英文:
Spring Data JPA Is Too Slow
问题
最近我将我的应用切换到了Spring Boot 2。我依赖于Spring Data JPA来处理所有的事务,我注意到与我以前的配置相比,速度有很大的差异。存储大约1000个元素以前大约需要6秒,现在却需要超过25秒。我在Stack Overflow上看到了一些关于使用Data JPA进行批处理的帖子,但是这些方法都没有奏效。
让我展示一下这两个配置:
实体(两者共同的部分):
@Entity
@Table(name = "category")
public class CategoryDB implements Serializable {
// ... 省略其他部分 ...
@Column(name = "parent_category", length = 24)
@JoinColumn(name = "parent_category", referencedColumnName = "category_id")
private String parentID;
// Getters & Setters
}
旧的Repository(仅显示插入部分):
@Override
public Set<String> insert(Set<CategoryDB> element) {
Set<String> ids = new HashSet<>();
Transaction tx = session.beginTransaction();
for (CategoryDB category : element) {
String id = (String) session.save(category);
ids.add(id);
}
tx.commit();
return ids;
}
旧的Hibernate XML配置文件:
<property name="show_sql">true</property>
<property name="format_sql">true</property>
<!-- 连接信息 -->
<property name="hibernate.connection.driver_class">com.mysql.cj.jdbc.Driver</property>
<property name="hibernate.dialect">org.hibernate.dialect.MySQLDialect</property>
<!-- 数据库连接池信息 -->
<property name="connection_provider_class">org.hibernate.connection.C3P0ConnectionProvider</property>
<property name="hibernate.c3p0.min_size">5</property>
<property name="hibernate.c3p0.max_size">100</property>
<property name="hibernate.c3p0.timeout">300</property>
<property name="hibernate.c3p0.max_statements">50</property>
<property name="hibernate.c3p0.idle_test_period">3000</property>
新的Repository:
@Repository
public interface CategoryRepository extends JpaRepository<CategoryDB, String> {
@Query("SELECT cat.parentID FROM CategoryDB cat WHERE cat.category_id = :#{#category.category_id}")
String getParentID(@Param("category") CategoryDB category);
}
我在我的服务中使用了saveAll()
方法。
新的application.properties:
spring.datasource.driver-class-name=com.mysql.cj.jdbc.Driver
spring.datasource.hikari.connection-timeout=6000
spring.datasource.hikari.maximum-pool-size=10
spring.jpa.properties.hibernate.show_sql=true
spring.jpa.properties.hibernate.format_sql=true
spring.jpa.properties.hibernate.generate_statistics=true
spring.jpa.properties.hibernate.dialect=org.hibernate.dialect.MySQLDialect
spring.jpa.properties.hibernate.jdbc.batch_size=50
spring.jpa.properties.hibernate.order_inserts=true
新的统计信息:
24543605 纳秒用于获取1个JDBC连接;
0 纳秒用于释放0个JDBC连接;
136919170 纳秒用于准备942个JDBC语句;
5457451561 纳秒用于执行941个JDBC语句;
19985781508 纳秒用于执行19个JDBC批处理;
0 纳秒用于执行0次L2C放置操作;
0 纳秒用于执行0次L2C命中操作;
0 纳秒用于执行0次L2C未命中操作;
20256178886 纳秒用于执行3次刷新操作(刷新了总共2823个实体和0个集合);
0 纳秒用于执行0次部分刷新操作(刷新了总共0个实体和0个集合)
可能是我在Spring方面配置有误。这是一个巨大的性能差异,我陷入了死胡同。如果您对出现了什么问题有任何提示,将不胜感激。
英文:
I recently switched my app to Spring Boot 2. I rely on Spring Data JPA to handle all transactions and I noticed a huge speed difference between this and my old configuration. Storing around 1000 elements was being done in around 6s and now it's taking over 25 seconds. I have seen SO posts about batching with Data JPA but none of these worked.

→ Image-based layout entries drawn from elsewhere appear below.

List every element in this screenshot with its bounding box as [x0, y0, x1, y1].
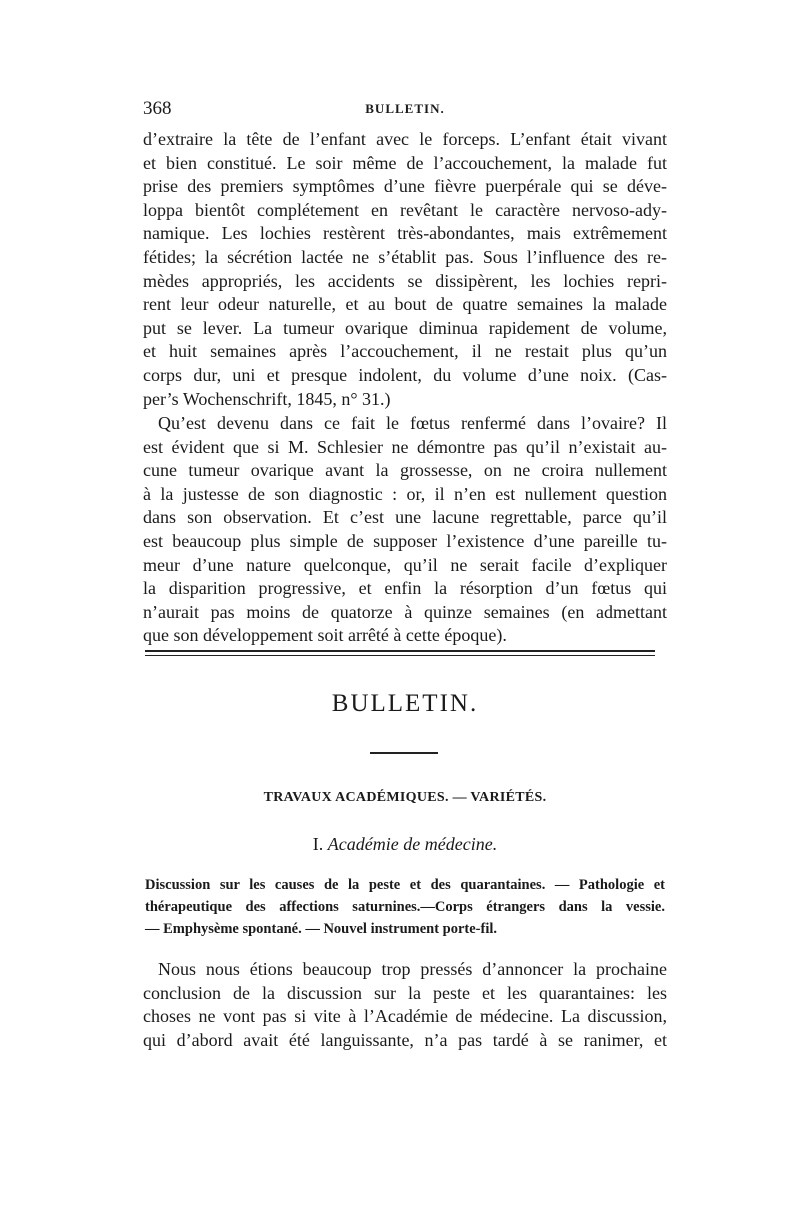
text-line: n’aurait pas moins de quatorze à quinze semaines (en admettant: [143, 601, 667, 622]
text-line: choses ne vont pas si vite à l’Académie de médecine. La discussion,: [143, 1006, 667, 1027]
summary-line: — Emphysème spontané. — Nouvel instrument porte-fil.: [145, 921, 498, 937]
academy-name: Académie de médecine.: [327, 834, 498, 854]
divider-line-thin: [145, 655, 655, 656]
summary: [145, 874, 665, 940]
text-line: dans son observation. Et c’est une lacune regrettable, parce qu’il: [143, 507, 667, 528]
academy-heading: [143, 834, 667, 855]
page-header: [143, 98, 667, 122]
text-line: mèdes appropriés, les accidents se dissipèrent, les lochies repri-: [143, 270, 667, 291]
text-line: conclusion de la discussion sur la peste et les quarantaines: les: [143, 982, 667, 1003]
text-line: la disparition progressive, et enfin la résorption d’un fœtus qui: [143, 578, 667, 599]
section-title: BULLETIN.: [331, 690, 479, 717]
page-number: 368: [143, 98, 172, 119]
text-line: prise des premiers symptômes d’une fièvre puerpérale qui se déve-: [143, 176, 667, 197]
text-line: fétides; la sécrétion lactée ne s’établit pas. Sous l’influence des re-: [143, 246, 667, 267]
paragraph-1: [143, 128, 667, 411]
text-line: corps dur, uni et presque indolent, du volume d’une noix. (Cas-: [143, 364, 667, 385]
text-line: et bien constitué. Le soir même de l’accouchement, la malade fut: [143, 152, 667, 173]
paragraph-2: [143, 412, 667, 648]
text-line: per’s Wochenschrift, 1845, n° 31.): [143, 388, 391, 409]
text-line: Nous nous étions beaucoup trop pressés d’annoncer la prochaine: [158, 959, 667, 979]
text-line: namique. Les lochies restèrent très-abondantes, mais extrêmement: [143, 223, 667, 244]
subsection-title: TRAVAUX ACADÉMIQUES. — VARIÉTÉS.: [263, 790, 547, 805]
summary-line: thérapeutique des affections saturnines.—Corps étrangers dans la vessie.: [145, 899, 665, 915]
text-line: est beaucoup plus simple de supposer l’existence d’une pareille tu-: [143, 530, 667, 551]
divider-line-thick: [145, 650, 655, 652]
text-line: loppa bientôt complétement en revêtant le caractère nervoso-ady-: [143, 199, 667, 220]
section-divider: [145, 650, 655, 660]
text-line: cune tumeur ovarique avant la grossesse, on ne croira nullement: [143, 460, 667, 481]
text-line: Qu’est devenu dans ce fait le fœtus renfermé dans l’ovaire? Il: [158, 413, 667, 433]
text-line: et huit semaines après l’accouchement, il ne restait plus qu’un: [143, 341, 667, 362]
text-line: à la justesse de son diagnostic : or, il n’en est nullement question: [143, 483, 667, 504]
academy-number: I.: [312, 834, 324, 854]
paragraph-3: [143, 958, 667, 1052]
summary-line: Discussion sur les causes de la peste et des quarantaines. — Pathologie et: [145, 877, 665, 893]
text-line: meur d’une nature quelconque, qu’il ne serait facile d’expliquer: [143, 554, 667, 575]
title-rule: [370, 752, 438, 754]
text-line: qui d’abord avait été languissante, n’a pas tardé à se ranimer, et: [143, 1029, 667, 1050]
text-line: d’extraire la tête de l’enfant avec le forceps. L’enfant était vivant: [143, 129, 667, 149]
text-line: put se lever. La tumeur ovarique diminua rapidement de volume,: [143, 317, 667, 338]
text-line: que son développement soit arrêté à cette époque).: [143, 625, 507, 646]
text-line: rent leur odeur naturelle, et au bout de quatre semaines la malade: [143, 294, 667, 315]
running-head: BULLETIN.: [365, 101, 445, 116]
text-line: est évident que si M. Schlesier ne démontre pas qu’il n’existait au-: [143, 436, 667, 457]
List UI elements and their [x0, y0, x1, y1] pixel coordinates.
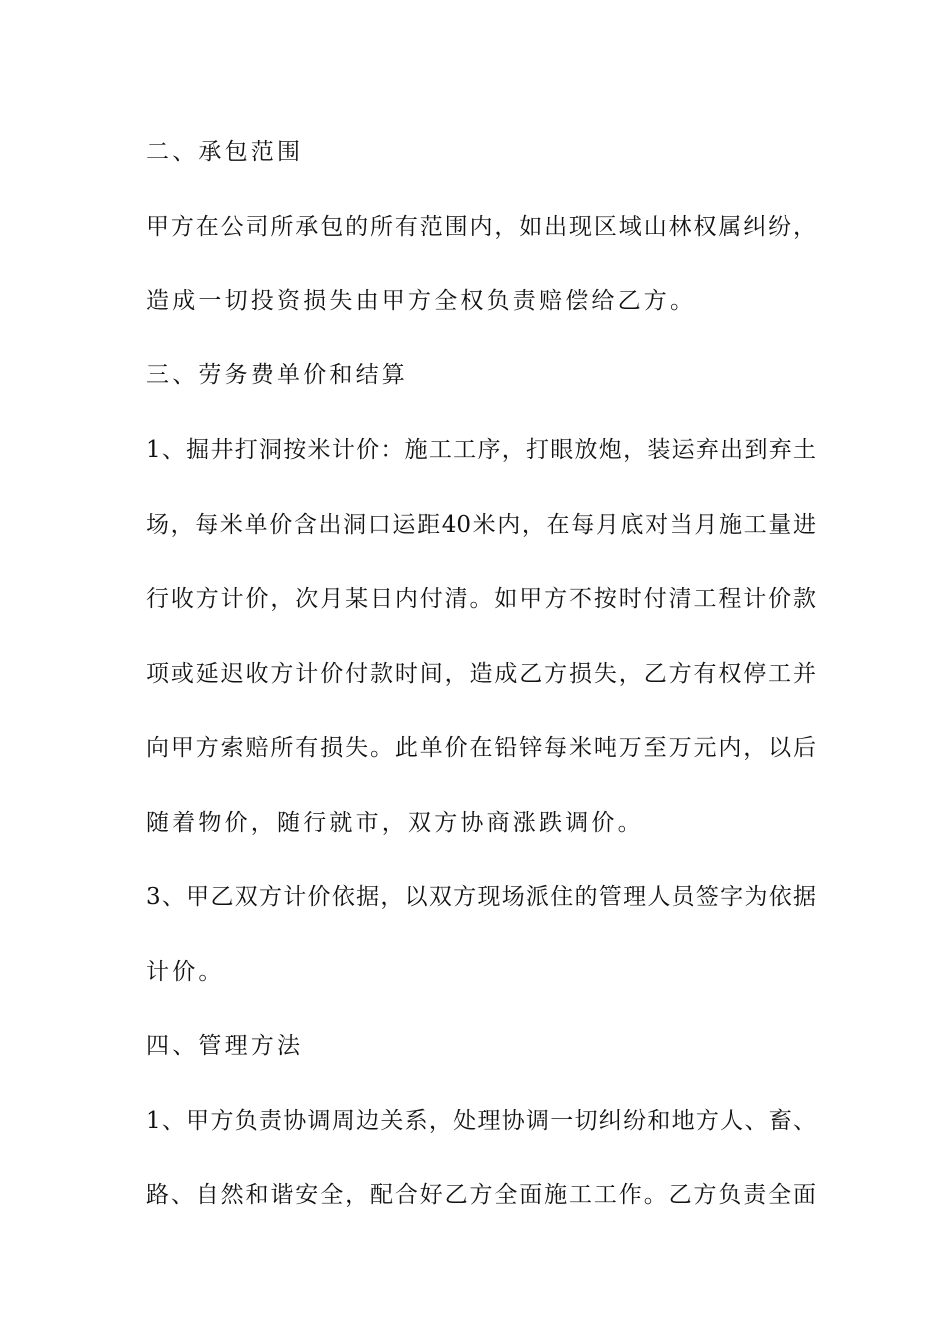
paragraph-line: 计价。 [146, 959, 225, 985]
paragraph-line: 随着物价，随行就市，双方协商涨跌调价。 [146, 810, 644, 836]
section-heading-contract-scope: 二、承包范围 [146, 139, 304, 165]
paragraph-line: 甲方在公司所承包的所有范围内，如出现区域山林权属纠纷， [146, 214, 816, 240]
paragraph-line: 项或延迟收方计价付款时间，造成乙方损失，乙方有权停工并 [146, 661, 816, 687]
paragraph-line: 行收方计价，次月某日内付清。如甲方不按时付清工程计价款 [146, 586, 816, 612]
paragraph-line: 1、甲方负责协调周边关系，处理协调一切纠纷和地方人、畜、 [146, 1108, 816, 1134]
paragraph-line: 1、掘井打洞按米计价：施工工序，打眼放炮，装运弃出到弃土 [146, 437, 816, 463]
paragraph-line: 场，每米单价含出洞口运距40米内，在每月底对当月施工量进 [146, 512, 816, 538]
paragraph-line: 3、甲乙双方计价依据，以双方现场派住的管理人员签字为依据 [146, 884, 816, 910]
paragraph-line: 路、自然和谐安全，配合好乙方全面施工工作。乙方负责全面 [146, 1182, 816, 1208]
section-heading-labor-fee: 三、劳务费单价和结算 [146, 362, 408, 388]
paragraph-line: 向甲方索赔所有损失。此单价在铅锌每米吨万至万元内，以后 [146, 735, 816, 761]
paragraph-line: 造成一切投资损失由甲方全权负责赔偿给乙方。 [146, 288, 697, 314]
section-heading-management: 四、管理方法 [146, 1033, 304, 1059]
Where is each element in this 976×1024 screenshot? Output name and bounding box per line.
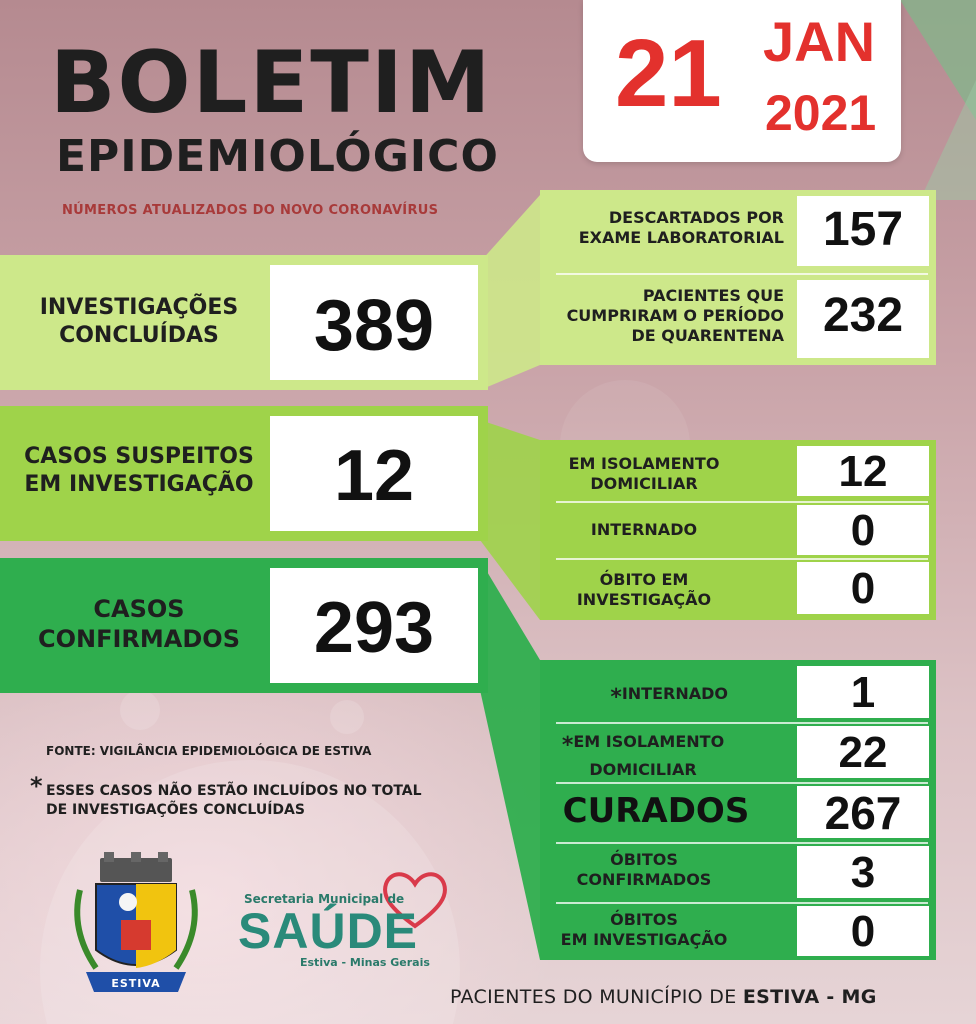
confirmados-internado-label: [548, 684, 728, 712]
quarentena-label: [548, 286, 784, 346]
quarentena-value: 232: [797, 280, 929, 358]
quarentena-label-line2: CUMPRIRAM O PERÍODO: [566, 306, 784, 325]
confirmados-label-line1: CASOS: [93, 595, 185, 623]
municipality-footer: [450, 986, 877, 1008]
confirmados-internado-label-line1: INTERNADO: [621, 684, 728, 703]
bulletin-title: BOLETIM: [50, 33, 493, 133]
date-month: JAN: [763, 10, 876, 73]
descartados-value: 157: [797, 196, 929, 266]
confirmados-isolamento-label: [548, 732, 738, 780]
row-divider: [556, 902, 928, 904]
row-divider: [556, 501, 928, 503]
curados-value: 267: [797, 786, 929, 838]
row-divider: [556, 782, 928, 784]
obitos-investigacao-label: [548, 910, 740, 950]
exclusion-note: [46, 782, 422, 820]
confirmados-internado-value: 1: [797, 666, 929, 718]
suspeitos-isolamento-value: 12: [797, 446, 929, 496]
obitos-confirmados-label-line2: CONFIRMADOS: [576, 870, 712, 889]
suspeitos-obito-label-line1: ÓBITO EM: [599, 570, 689, 589]
confirmados-label: [8, 594, 270, 654]
date-year: 2021: [765, 85, 877, 141]
source-note: FONTE: VIGILÂNCIA EPIDEMIOLÓGICA DE ESTIVA: [46, 744, 372, 758]
obitos-confirmados-label-line1: ÓBITOS: [610, 850, 678, 869]
confirmados-isolamento-value: 22: [797, 726, 929, 778]
obitos-investigacao-label-line1: ÓBITOS: [610, 910, 678, 929]
date-day: 21: [615, 20, 722, 127]
obitos-investigacao-value: 0: [797, 906, 929, 956]
investigacoes-label-line1: INVESTIGAÇÕES: [39, 295, 239, 320]
suspeitos-internado-value: 0: [797, 505, 929, 555]
investigacoes-label: [14, 294, 264, 349]
curados-label: CURADOS: [562, 791, 750, 831]
row-divider: [556, 273, 928, 275]
confirmados-label-line2: CONFIRMADOS: [38, 625, 240, 653]
suspeitos-internado-label: [548, 520, 740, 540]
asterisk-mark: *: [30, 772, 43, 800]
suspeitos-isolamento-label: [548, 454, 740, 494]
confirmados-isolamento-label-line1: EM ISOLAMENTO: [573, 732, 725, 751]
investigacoes-label-line2: CONCLUÍDAS: [59, 322, 219, 348]
suspeitos-isolamento-label-line2: DOMICILIAR: [590, 474, 698, 493]
suspeitos-value: 12: [333, 436, 415, 516]
obitos-confirmados-label: [548, 850, 740, 890]
saude-logo-bottom: Estiva - Minas Gerais: [300, 956, 430, 969]
saude-logo-main: SAÚDE: [238, 903, 419, 959]
row-divider: [556, 842, 928, 844]
suspeitos-obito-label: [548, 570, 740, 610]
suspeitos-isolamento-label-line1: EM ISOLAMENTO: [568, 454, 720, 473]
obitos-confirmados-value: 3: [797, 846, 929, 898]
footer-prefix: PACIENTES DO MUNICÍPIO DE: [450, 986, 743, 1008]
suspeitos-obito-label-line2: INVESTIGAÇÃO: [576, 590, 712, 609]
exclusion-note-line1: ESSES CASOS NÃO ESTÃO INCLUÍDOS NO TOTAL: [46, 783, 422, 799]
suspeitos-label-line1: CASOS SUSPEITOS: [24, 444, 254, 469]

Let me show you the 2 configurations:
The entity (common to both) :
@Entity
@Table(name = "category")
public class CategoryDB implements Serializable
{
private static final long serialVersionUID = -7047292240228252349L;
@Id
@Column(name = "category_id", length = 24)
private String category_id;
@Column(name = "category_name", length = 50)
private String name;
@Column(name = "category_plural_name", length = 50)
private String pluralName;
@Column(name = "url_icon", length = 200)
private String url;
@Column(name = "parent_category", length = 24)
@JoinColumn(name = "parent_category", referencedColumnName = "category_id")
private String parentID;
//Getters & Setters
}
Old Repository (showing an insert only) :
@Override
public Set<String> insert(Set<CategoryDB> element)
{
Set<String> ids = new HashSet<>();
Transaction tx = session.beginTransaction();
for (CategoryDB category : element)
{
String id = (String) session.save(category);
ids.add(id);
}
tx.commit();
return ids;
}
Old Hibernate XML Config File:
<property name="show_sql">true</property>
<property name="format_sql">true</property>
<!-- connection information -->
<property name="hibernate.connection.driver_class">com.mysql.cj.jdbc.Driver</property>
<property name="hibernate.dialect">org.hibernate.dialect.MySQLDialect</property>
<!-- database pooling information -->
<property name="connection_provider_class">org.hibernate.connection.C3P0ConnectionProvider</property>
<property name="hibernate.c3p0.min_size">5</property>
<property name="hibernate.c3p0.max_size">100</property>
<property name="hibernate.c3p0.timeout">300</property>
<property name="hibernate.c3p0.max_statements">50</property>
<property name="hibernate.c3p0.idle_test_period">3000</property>
Old Statistics:
18949156 nanoseconds spent acquiring 2 JDBC connections;
5025322 nanoseconds spent releasing 2 JDBC connections;
33116643 nanoseconds spent preparing 942 JDBC statements;
3185229893 nanoseconds spent executing 942 JDBC statements;
0 nanoseconds spent executing 0 JDBC batches;
0 nanoseconds spent performing 0 L2C puts;
0 nanoseconds spent performing 0 L2C hits;
0 nanoseconds spent performing 0 L2C misses;
3374152568 nanoseconds spent executing 1 flushes (flushing a total of 941 entities and 0 collections);
6485 nanoseconds spent executing 1 partial-flushes (flushing a total of 0 entities and 0 collections)
New Repository:
@Repository
public interface CategoryRepository extends JpaRepository<CategoryDB,String>
{
@Query("SELECT cat.parentID FROM CategoryDB cat WHERE cat.category_id = :#{#category.category_id}")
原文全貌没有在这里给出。